Nazi-Texte aus dem Ausland künftig strafbar?
Wiederbetätigung. Das Justizministerium prüft derzeit, ob das Gesetz verschärft werden kann. Indes zeigt nun eine weitere Entscheidung des Obersten Gerichtshofs, an welche Grenzen das Verbotsgesetz im Internetzeitalter gerät.
„20-4-1889. Heute noch lieben Dich Millionen. Immer noch rufen sie nach Dir. Heute noch tragen wir die Zeichen. Singen wir die Lieder, egal, was passiert.“Diesen einschlägigen Text – eingeleitet mit dem Geburtsdatum Adolf Hitlers – postete ein Mann auf einem via Facebook publizierten Bild. Dabei schaute es auf dem Bild so aus, als stünde dieser Text auf einem Gedenkstein vor dem Geburtshaus des NS-Diktators im oberösterreichischen Braunau.
Die Geschworenen am Landesgericht Ried im Innkreis verurteilten den Urheber des Facebook-Postings. Doch der Oberste Gerichtshof (OGH) hob ebendieses Urteil nun auf. Denn auch wenn ein Text über Facebook in Österreich lesbar ist, heiße das noch nicht, dass das österreichische Verbotsgesetz anwendbar sei. Entscheidend sei vielmehr, in welchem Land der Österreicher gesessen sei, als er das Bild gepostet habe. Der Mann soll zu dem Zeitpunkt im Ausland gewesen sein. Der Prozess muss nun neu aufgerollt werden.
Es ist die zweite Entscheidung innerhalb kurzer Zeit, in der die Grenzen des Verbotsgesetzes deutlich werden. Zuvor hatte der OGH schon über den Fall eines Deutschen, der aus Spanien Nazi-Mails nach Österreich geschickt hat, zu beraten (das „Presse“„Rechtspanorama“hat berichtet). Der OGH hat der Staatsanwaltschaft Salzburg recht gegeben, die die Ermittlungen eingestellt hat. Denn entscheidend sei nicht, wo die Mails gelesen, sondern, wo sie abgeschickt werden, erklärt der OGH. Und das war in Spanien. Dort gilt aber nicht das österreichische, sondern das spanische Strafrecht.
Eine von der Generalprokuratur eingebrachte Nichtigkeitsbeschwerde zur Wahrung des Gesetzes wurde von den Höchstrichtern daher verworfen. Der Gesetzgeber hat nach Ansicht des OGH ein „abstraktes Gefährdungsdelikt“geschaffen.
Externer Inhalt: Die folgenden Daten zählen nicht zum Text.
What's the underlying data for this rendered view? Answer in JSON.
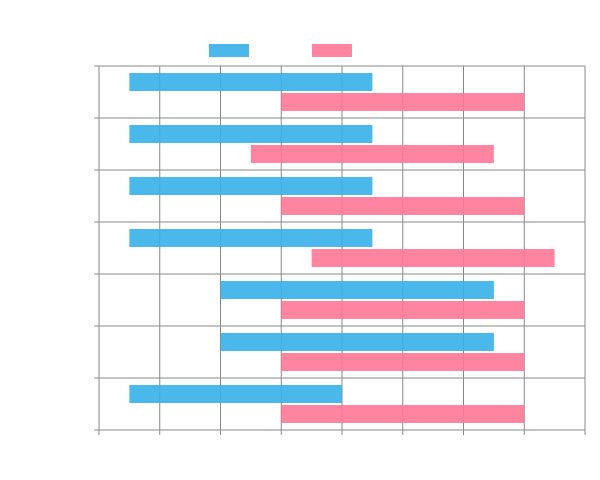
{
  "chart_data": {
    "type": "bar",
    "orientation": "horizontal",
    "floating": true,
    "title": "",
    "xlabel": "",
    "ylabel": "",
    "categories": [
      "",
      "",
      "",
      "",
      "",
      "",
      ""
    ],
    "xlim": [
      0,
      8
    ],
    "grid": true,
    "legend": {
      "placement": "top-center"
    },
    "series": [
      {
        "color": "#36b0e8",
        "ranges": [
          [
            0.5,
            4.5
          ],
          [
            0.5,
            4.5
          ],
          [
            0.5,
            4.5
          ],
          [
            0.5,
            4.5
          ],
          [
            2,
            6.5
          ],
          [
            2,
            6.5
          ],
          [
            0.5,
            4
          ]
        ]
      },
      {
        "color": "#ff7795",
        "ranges": [
          [
            3,
            7
          ],
          [
            2.5,
            6.5
          ],
          [
            3,
            7
          ],
          [
            3.5,
            7.5
          ],
          [
            3,
            7
          ],
          [
            3,
            7
          ],
          [
            3,
            7
          ]
        ]
      }
    ]
  }
}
Es gehe dem Gesetz darum, die Gefahr, die von NS-Propaganda ausgehe, zu unterbinden. Entscheidend ist also, ob eine Person mit der gesetzten Botschaft NS-Gedankengut transportieren will. Nicht mehr entscheidend ist dann, wo die Botschaft ankommt.
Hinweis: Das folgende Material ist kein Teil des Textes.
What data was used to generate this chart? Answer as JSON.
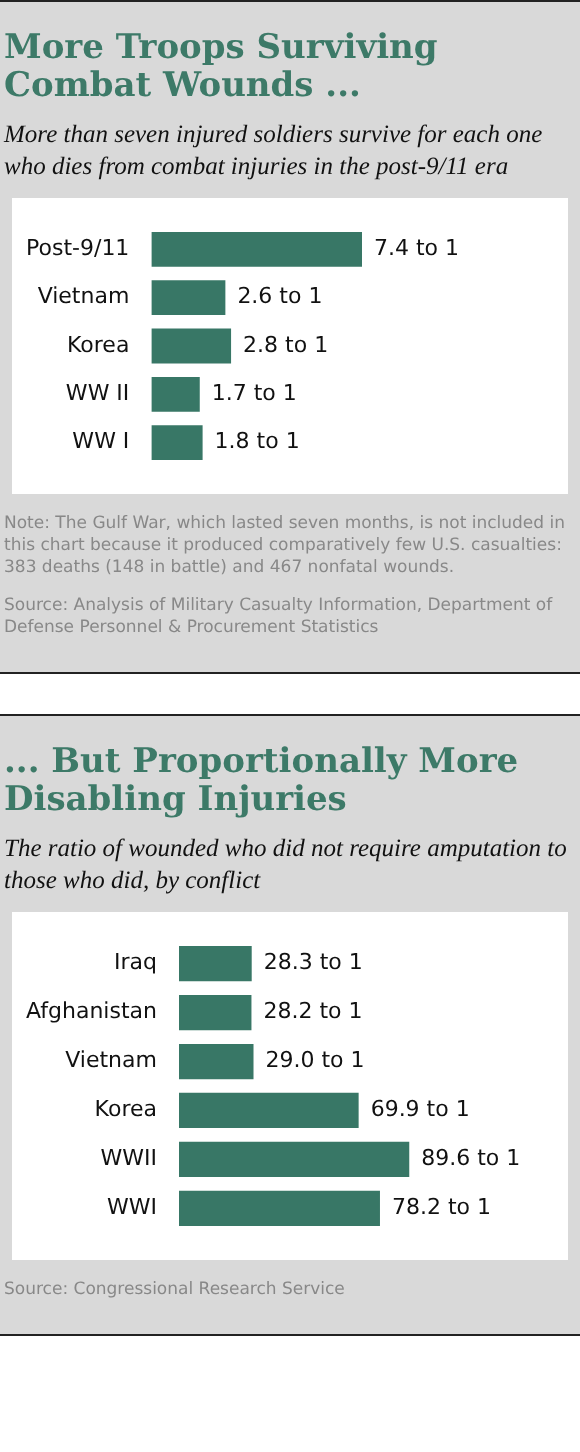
{
  "chart_data": [
    {
      "type": "bar",
      "orientation": "horizontal",
      "title": "More Troops Surviving Combat Wounds ...",
      "subtitle": "More than seven injured soldiers survive for each one who dies from combat injuries in the post-9/11 era",
      "categories": [
        "Post-9/11",
        "Vietnam",
        "Korea",
        "WW II",
        "WW I"
      ],
      "values": [
        7.4,
        2.6,
        2.8,
        1.7,
        1.8
      ],
      "value_labels": [
        "7.4 to 1",
        "2.6 to 1",
        "2.8 to 1",
        "1.7 to 1",
        "1.8 to 1"
      ],
      "color": "#387766",
      "tick_labels": "y",
      "legend": false,
      "annotations": [
        "Note: The Gulf War, which lasted seven months, is not included in this chart because it produced comparatively few U.S. casualties: 383 deaths (148 in battle) and 467 nonfatal wounds.",
        "Source: Analysis of Military Casualty Information, Department of Defense Personnel & Procurement Statistics"
      ]
    },
    {
      "type": "bar",
      "orientation": "horizontal",
      "title": "... But Proportionally More Disabling Injuries",
      "subtitle": "The ratio of wounded who did not require amputation to those who did, by conflict",
      "categories": [
        "Iraq",
        "Afghanistan",
        "Vietnam",
        "Korea",
        "WWII",
        "WWI"
      ],
      "values": [
        28.3,
        28.2,
        29.0,
        69.9,
        89.6,
        78.2
      ],
      "value_labels": [
        "28.3 to 1",
        "28.2 to 1",
        "29.0 to 1",
        "69.9 to 1",
        "89.6 to 1",
        "78.2 to 1"
      ],
      "color": "#387766",
      "tick_labels": "y",
      "legend": false,
      "annotations": [
        "Source: Congressional Research Service"
      ]
    }
  ]
}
Da der Tatbestand schon so früh vollendet ist, spielt es aber für die Strafbarkeit auch keine Rolle mehr, dass die Mails schließlich in Österreich angekommen sind. Ohne Tatort in Österreich kommt jedoch auch das Verbotsgesetz nicht zur Anwendung.
Das könnte sich allerdings ändern, wie eine Sprecherin von Justizminister Josef Moser der „Presse“erklärte. „Wir prüfen, ob es eine Möglichkeit gibt, dass es in Zukunft strafbar sein kann“, sagte sie zum Verschicken von Nazi-Botschaften aus dem Ausland nach Österreich. Eine Gesetzesänderung kann aber nur künftige Taten betreffen.
Grundsätzlich gilt im Strafrecht die Regel, dass sich jeder Staat nur um die auf seinem Gebiet begangenen Taten kümmert. Doch es gibt Ausnahmen. So kennt das österreichische Strafgesetzbuch bereits jetzt bestimmte Delikte, für die der Täter belangt wird, auch wenn er im Ausland gehandelt hat. Darunter fallen Taten, die sich gegen den österreichischen Staat richten, etwa die Vorbereitung eines Hochverrats, Landesverrat oder auch bestimmte Handlungen gegen das Bundesheer.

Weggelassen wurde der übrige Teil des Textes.